On Yom Kipper, in 1940, Warsaw’s Jews learned very disturbing news. On that day, the 12th of October, a new living arrangement was announced. All Jews would be forced to live within a "Jewish Quarter" of the city.
One month later, in November, the “Jewish Ghetto” was sealed off from the rest of Warsaw. A wall, more than ten feet high and topped with barbed wire, kept the Jews inside. All Poles living within the newly designated ghetto area had to leave.
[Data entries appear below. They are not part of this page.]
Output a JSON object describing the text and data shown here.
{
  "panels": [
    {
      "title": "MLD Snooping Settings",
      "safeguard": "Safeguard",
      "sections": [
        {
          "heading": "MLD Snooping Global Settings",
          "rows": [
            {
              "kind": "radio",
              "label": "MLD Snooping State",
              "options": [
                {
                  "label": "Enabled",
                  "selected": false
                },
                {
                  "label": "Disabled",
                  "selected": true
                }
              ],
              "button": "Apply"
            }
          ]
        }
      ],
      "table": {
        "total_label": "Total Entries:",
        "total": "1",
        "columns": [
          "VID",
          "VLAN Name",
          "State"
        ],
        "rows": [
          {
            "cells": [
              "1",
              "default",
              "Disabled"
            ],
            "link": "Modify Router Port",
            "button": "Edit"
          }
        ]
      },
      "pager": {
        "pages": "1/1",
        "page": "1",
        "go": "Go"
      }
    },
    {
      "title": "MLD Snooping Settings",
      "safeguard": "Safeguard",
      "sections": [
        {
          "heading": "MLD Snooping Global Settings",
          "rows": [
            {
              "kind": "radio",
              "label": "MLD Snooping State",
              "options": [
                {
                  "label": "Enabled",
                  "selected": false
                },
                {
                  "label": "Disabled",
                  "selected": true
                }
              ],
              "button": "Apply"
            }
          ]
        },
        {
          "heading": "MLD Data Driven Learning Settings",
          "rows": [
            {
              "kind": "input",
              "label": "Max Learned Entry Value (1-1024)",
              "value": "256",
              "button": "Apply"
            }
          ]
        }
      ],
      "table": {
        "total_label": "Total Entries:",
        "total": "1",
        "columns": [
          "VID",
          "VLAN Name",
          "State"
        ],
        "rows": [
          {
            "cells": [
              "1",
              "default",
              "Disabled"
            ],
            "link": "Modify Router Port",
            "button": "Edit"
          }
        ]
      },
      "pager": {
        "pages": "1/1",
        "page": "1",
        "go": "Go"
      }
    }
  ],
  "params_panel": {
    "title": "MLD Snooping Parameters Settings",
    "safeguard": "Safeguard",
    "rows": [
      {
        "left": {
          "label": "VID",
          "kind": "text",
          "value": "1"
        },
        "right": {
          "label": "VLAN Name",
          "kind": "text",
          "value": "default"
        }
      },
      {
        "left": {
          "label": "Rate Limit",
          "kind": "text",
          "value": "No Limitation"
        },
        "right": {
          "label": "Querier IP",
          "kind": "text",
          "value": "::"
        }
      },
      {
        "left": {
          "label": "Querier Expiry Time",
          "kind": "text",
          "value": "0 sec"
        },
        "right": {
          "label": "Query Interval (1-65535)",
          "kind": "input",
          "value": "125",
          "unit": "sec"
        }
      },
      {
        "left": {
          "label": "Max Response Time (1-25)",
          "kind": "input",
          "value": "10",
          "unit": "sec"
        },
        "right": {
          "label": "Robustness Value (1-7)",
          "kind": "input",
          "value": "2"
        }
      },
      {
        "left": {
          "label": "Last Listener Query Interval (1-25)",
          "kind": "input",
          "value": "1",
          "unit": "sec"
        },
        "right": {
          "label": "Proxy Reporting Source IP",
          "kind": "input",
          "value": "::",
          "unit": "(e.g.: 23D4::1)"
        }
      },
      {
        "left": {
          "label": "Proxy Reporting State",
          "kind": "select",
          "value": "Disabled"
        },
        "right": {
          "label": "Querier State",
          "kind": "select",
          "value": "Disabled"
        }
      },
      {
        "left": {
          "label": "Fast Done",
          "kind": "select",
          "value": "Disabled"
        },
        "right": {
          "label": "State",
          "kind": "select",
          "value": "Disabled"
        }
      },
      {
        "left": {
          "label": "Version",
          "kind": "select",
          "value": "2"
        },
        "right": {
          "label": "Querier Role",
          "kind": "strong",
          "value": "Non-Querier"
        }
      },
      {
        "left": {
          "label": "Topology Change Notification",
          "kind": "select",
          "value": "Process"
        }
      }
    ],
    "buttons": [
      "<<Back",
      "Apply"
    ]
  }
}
No Warsaw Jew could have imagined the ghetto would become just the first step of a systematic plan of extermination. The Nazis established a Jewish Council (called the Judenrat) to administer the ghetto’s affairs. Members of the Judenrat, who often did the Nazis’ bidding, were detested by the other ghetto residents.
It wasn’t just the Jews of Warsaw who were forced to live inside the ghetto’s walls. People from other towns were sent there as well. It is estimated that 500,000 people lived within the
confined space.
Because food rations were grossly insufficient and the lack of proper clothing caused even greater hardship, smuggling in the ghetto (especially by children who could slip under the ghetto walls) was a way of life. Despite the smuggling, people died of starvation.
A group of rabbis, writers, historians and teachers attempted to document life in the Warsaw ghetto. They stuffed
their work (referred to as the “Ringelblum’s Archives”) inside metal boxes and three milk cans, then hid them in the cellars of various Warsaw buildings. Two of those milk cans were found after the war. The third remains buried somewhere.
Once half a million Jews were grouped together, it was easy for the Nazis to begin the process of “evacuating” or “resettling” them.